Now, imagine another day, I'm browsing pages about apples. Remember, I also like to look at pages about oranges at the same time. The community site however, relates apples to a computer company instead (based on other people's browsing habits). That's okay, my local system knows to show me information about blood oranges rather than the new G5's. Maybe sites about using Macs to build computer models on the properties of citric acid would be ranked higher ;-)

Like I said, my idea is more about the framework. The actual mechanics of how the system learns could incoporate many of the suggestions already posted (e.g. Bayesian based learning). Perhaps, a side bar could be used, that lists sites relevant to what you've been looking at recently. It could update as you browse, and tune itself as you follow (or don't follow) its suggestions. Maybe it does Google searches on your behalf, and show the results in the side bar.
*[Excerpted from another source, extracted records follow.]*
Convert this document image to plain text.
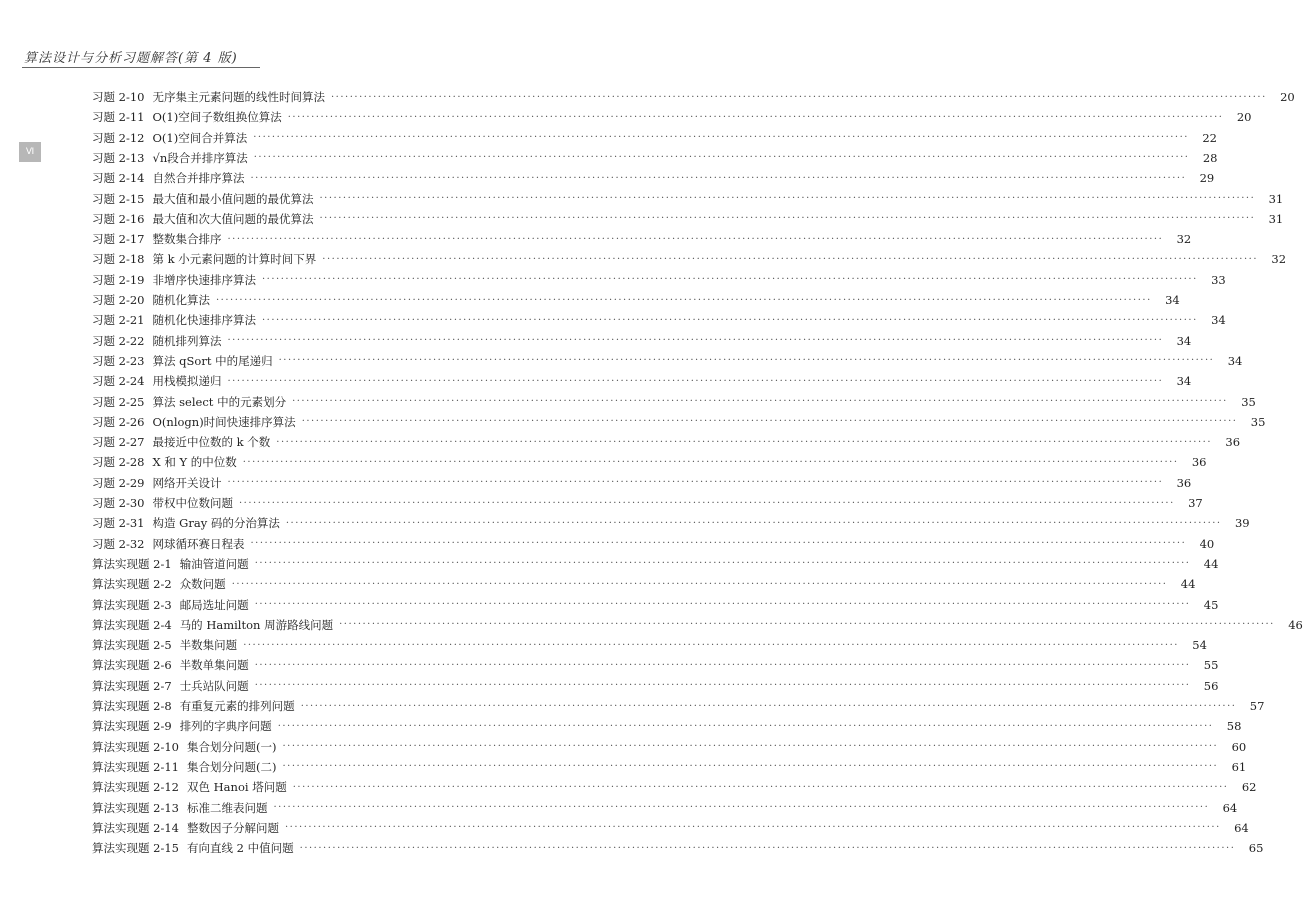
算法设计与分析习题解答(第 4 版)
Ⅵ
习题 2-10 无序集主元素问题的线性时间算法 ········································································································································································································	20
习题 2-11 O(1)空间子数组换位算法 ········································································································································································································	20
习题 2-12 O(1)空间合并算法 ········································································································································································································	22
习题 2-13 √n段合并排序算法 ········································································································································································································	28
习题 2-14 自然合并排序算法 ········································································································································································································	29
习题 2-15 最大值和最小值问题的最优算法 ········································································································································································································	31
习题 2-16 最大值和次大值问题的最优算法 ········································································································································································································	31
习题 2-17 整数集合排序 ········································································································································································································	32
习题 2-18 第 k 小元素问题的计算时间下界 ········································································································································································································	32
习题 2-19 非增序快速排序算法 ········································································································································································································	33
习题 2-20 随机化算法 ········································································································································································································	34
习题 2-21 随机化快速排序算法 ········································································································································································································	34
习题 2-22 随机排列算法 ········································································································································································································	34
习题 2-23 算法 qSort 中的尾递归 ········································································································································································································	34
习题 2-24 用栈模拟递归 ········································································································································································································	34
习题 2-25 算法 select 中的元素划分 ········································································································································································································	35
习题 2-26 O(nlogn)时间快速排序算法 ········································································································································································································	35
习题 2-27 最接近中位数的 k 个数 ········································································································································································································	36
习题 2-28 X 和 Y 的中位数 ········································································································································································································	36
习题 2-29 网络开关设计 ········································································································································································································	36
习题 2-30 带权中位数问题 ········································································································································································································	37
习题 2-31 构造 Gray 码的分治算法 ········································································································································································································	39
习题 2-32 网球循环赛日程表 ········································································································································································································	40
算法实现题 2-1 输油管道问题 ········································································································································································································	44
算法实现题 2-2 众数问题 ········································································································································································································	44
算法实现题 2-3 邮局选址问题 ········································································································································································································	45
算法实现题 2-4 马的 Hamilton 周游路线问题 ········································································································································································································	46
算法实现题 2-5 半数集问题 ········································································································································································································	54
算法实现题 2-6 半数单集问题 ········································································································································································································	55
算法实现题 2-7 士兵站队问题 ········································································································································································································	56
算法实现题 2-8 有重复元素的排列问题 ········································································································································································································	57
算法实现题 2-9 排列的字典序问题 ········································································································································································································	58
算法实现题 2-10 集合划分问题(一) ········································································································································································································	60
算法实现题 2-11 集合划分问题(二) ········································································································································································································	61
算法实现题 2-12 双色 Hanoi 塔问题 ········································································································································································································	62
算法实现题 2-13 标准二维表问题 ········································································································································································································	64
算法实现题 2-14 整数因子分解问题 ········································································································································································································	64
算法实现题 2-15 有向直线 2 中值问题 ········································································································································································································	65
Privacy is a concern with my idea. I certainly wouldn't be using a server that's run by certain large companies. All habits stored would have to be anonymous. Pehaps "open" sites would be trust worthy. By open, I mean ones that let anyone see the information stored at any time, has a clear privacy policy etc. All data should be sent in clear text so you can use monitor the traffic your browser is sending. Perhaps, XML would be a good choice for the transfer of data between clients and the server.

There's also bandwidth concerns, and possibly storage. Bandwidth has been discussed already (see the pre-fetching posts for example), and storeage costs are low enough that it's probably not a problem to store the habits of millions of people - after all, it's only meta-data... how much could there be?